Problem is, people look at you sideways if you say you’re not busy. No one with three kids under 10 wants to hear about how long you got to play Lego Star Wars for on a weeknight. You’re supposed to be an adult! Luckily, I’ve developed some time-management strategies that make me feel busier than I actually am. If you are also suffering from an excess of time, allow me to share:
Be a perfectionist
Nothing takes up time more than setting impossibly high standards for a normal activity – like writing a blog post. Think a lot about this blog post. It will have to be well-structured, with a strong beginning, middle and end tied together with an engaging continuous theme. Grammar, spelling and syntax will be flawless. It will be funny, perceptive and appeal to a wide variety of readers. Think of some ideas, then immediately discount them, because they’re all terrible. Go to work, come home, cook dinner, do the dishes, all the while thinking how unlikely it is you’ll hit on an idea satisfying all of the criteria. The best thing about adopting a perfectionist approach is that it’s completely paralysing and will take you ages to even get started. It’s incredible how much time this takes up. After that, you can actually start trying to do the thing, but you’ll feel much busier already.
Have unrealistic expectations about how long things take
I once decided to make a quiche from scratch, with several side dishes, for dinner on an average Wednesday night. I didn’t think it’d take that long, because making pastry is fast. It is, so long as you don’t factor in having to rest the pastry, roll it out, blind bake the case, cook the elements for the filling, let that cool, mix it with the eggs and dairy, pour it into the pastry case to bake, bake it, let it cool (because you never serve quiche straight from the oven), make the side salad and the vegetables, then wash up eleventy billion dishes and pack the leftovers away. Then, when someone asked the next day how my evening was, I could say “Oh, so busy! I went to bed exhausted!”
Get anxious
If you have too much spare time, consider cultivating some anxiety. It often requires hours and hours of dedicated cyclical, intrusive thinking. I’m lucky enough to be hard-wired for it, thanks to some cool genetics, but it’s probably easy enough to learn. Here are some things I have worried about for days lately: microplastics I might be ingesting through my fish consumption (which I’ve increased lately, since I was anxious about not getting enough Omega 3s), the largeness of the universe and my insignificance within it, the fact that people I don’t even really know at work might secretly dislike me and how unbearable that is, and wanting my upcoming holiday to be really exciting and full of interesting activities but also totally spontaneous and relaxing and not over planned.
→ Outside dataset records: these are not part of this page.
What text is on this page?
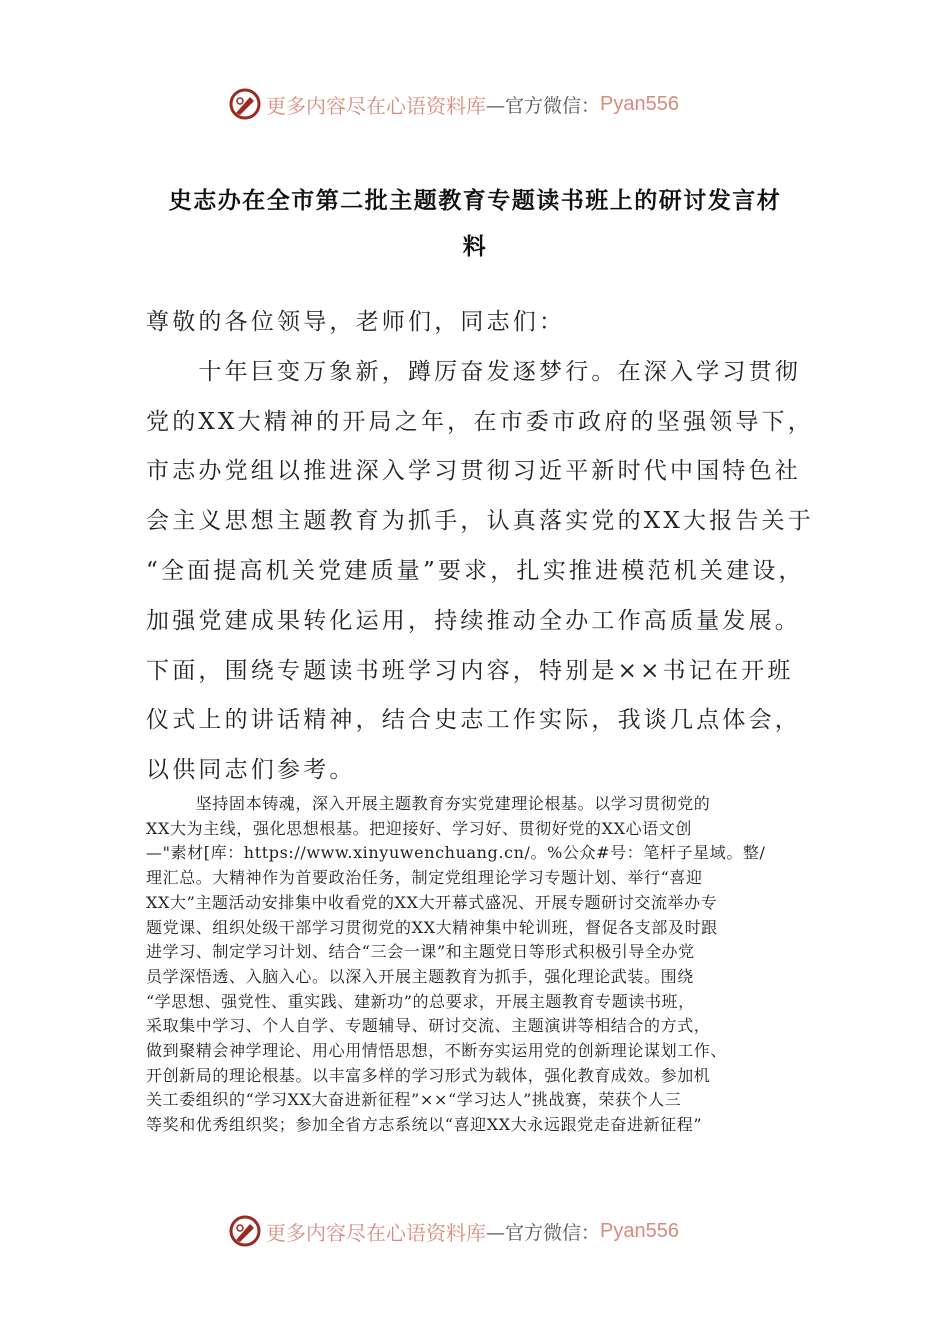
更多内容尽在心语资料库 —官方微信： Pyan556
史志办在全市第二批主题教育专题读书班上的研讨发言材
料
尊敬的各位领导，老师们，同志们：
　　十年巨变万象新，蹲厉奋发逐梦行。在深入学习贯彻
党的XX大精神的开局之年，在市委市政府的坚强领导下，
市志办党组以推进深入学习贯彻习近平新时代中国特色社
会主义思想主题教育为抓手，认真落实党的XX大报告关于
“全面提高机关党建质量”要求，扎实推进模范机关建设，
加强党建成果转化运用，持续推动全办工作高质量发展。
下面，围绕专题读书班学习内容，特别是××书记在开班
仪式上的讲话精神，结合史志工作实际，我谈几点体会，
以供同志们参考。
　　　坚持固本铸魂，深入开展主题教育夯实党建理论根基。以学习贯彻党的
XX大为主线，强化思想根基。把迎接好、学习好、贯彻好党的XX心语文创
—"素材[库：https://www.xinyuwenchuang.cn/。%公众#号：笔杆子星域。整/
理汇总。大精神作为首要政治任务，制定党组理论学习专题计划、举行“喜迎
XX大”主题活动安排集中收看党的XX大开幕式盛况、开展专题研讨交流举办专
题党课、组织处级干部学习贯彻党的XX大精神集中轮训班，督促各支部及时跟
进学习、制定学习计划、结合“三会一课”和主题党日等形式积极引导全办党
员学深悟透、入脑入心。以深入开展主题教育为抓手，强化理论武装。围绕
“学思想、强党性、重实践、建新功”的总要求，开展主题教育专题读书班，
采取集中学习、个人自学、专题辅导、研讨交流、主题演讲等相结合的方式，
做到聚精会神学理论、用心用情悟思想，不断夯实运用党的创新理论谋划工作、
开创新局的理论根基。以丰富多样的学习形式为载体，强化教育成效。参加机
关工委组织的“学习XX大奋进新征程”××“学习达人”挑战赛，荣获个人三
等奖和优秀组织奖；参加全省方志系统以“喜迎XX大永远跟党走奋进新征程”
更多内容尽在心语资料库 —官方微信： Pyan556
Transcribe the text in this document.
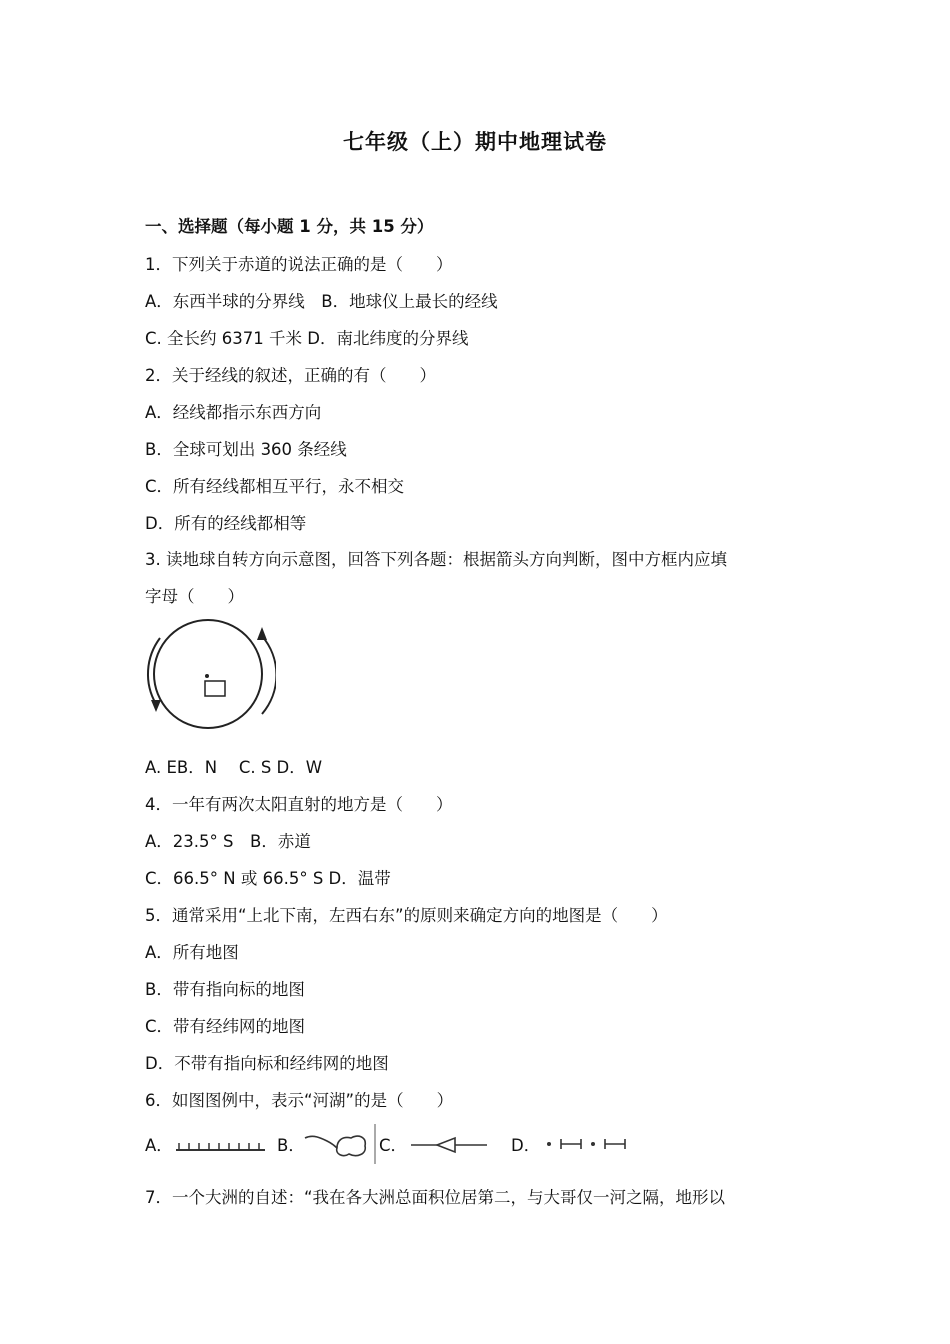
七年级（上）期中地理试卷
一、选择题（每小题 1 分，共 15 分）
1．下列关于赤道的说法正确的是（　　）
A．东西半球的分界线　B．地球仪上最长的经线
C. 全长约 6371 千米 D．南北纬度的分界线
2．关于经线的叙述，正确的有（　　）
A．经线都指示东西方向
B．全球可划出 360 条经线
C．所有经线都相互平行，永不相交
D．所有的经线都相等
3. 读地球自转方向示意图，回答下列各题：根据箭头方向判断，图中方框内应填
字母（　　）
A. EB．N　 C. S D．W
4．一年有两次太阳直射的地方是（　　）
A．23.5° S　B．赤道
C．66.5° N 或 66.5° S D．温带
5．通常采用“上北下南，左西右东”的原则来确定方向的地图是（　　）
A．所有地图
B．带有指向标的地图
C．带有经纬网的地图
D．不带有指向标和经纬网的地图
6．如图图例中，表示“河湖”的是（　　）
A．	B．	C．	D．
7．一个大洲的自述：“我在各大洲总面积位居第二，与大哥仅一河之隔，地形以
It helps if the things you’re getting anxious about are mostly out of your control, so aim big and vague.
Use the internet
I avoided the internet during the Christmas holidays and it was incredible how much free time I had for hobbies, friends and general life administration. This is because the internet is full of time-wasting black holes that start with just reading a little bit about politics, or handbags, or gender and ends when it’s four hours past your bedtime and you’re mind-bendingly angry at a complete stranger in the random Facebook comments of someone you went to school with fifteen years ago. If you find that you can use the internet and still be asleep before midnight, google some non-specific medical symptoms you’ve been experiencing lately.
Hopefully these tips will help the time rich with fitting in to your average adult conversation with ease. At least until you decide to go for that second Master’s degree and don’t have to fake it anymore. Good luck!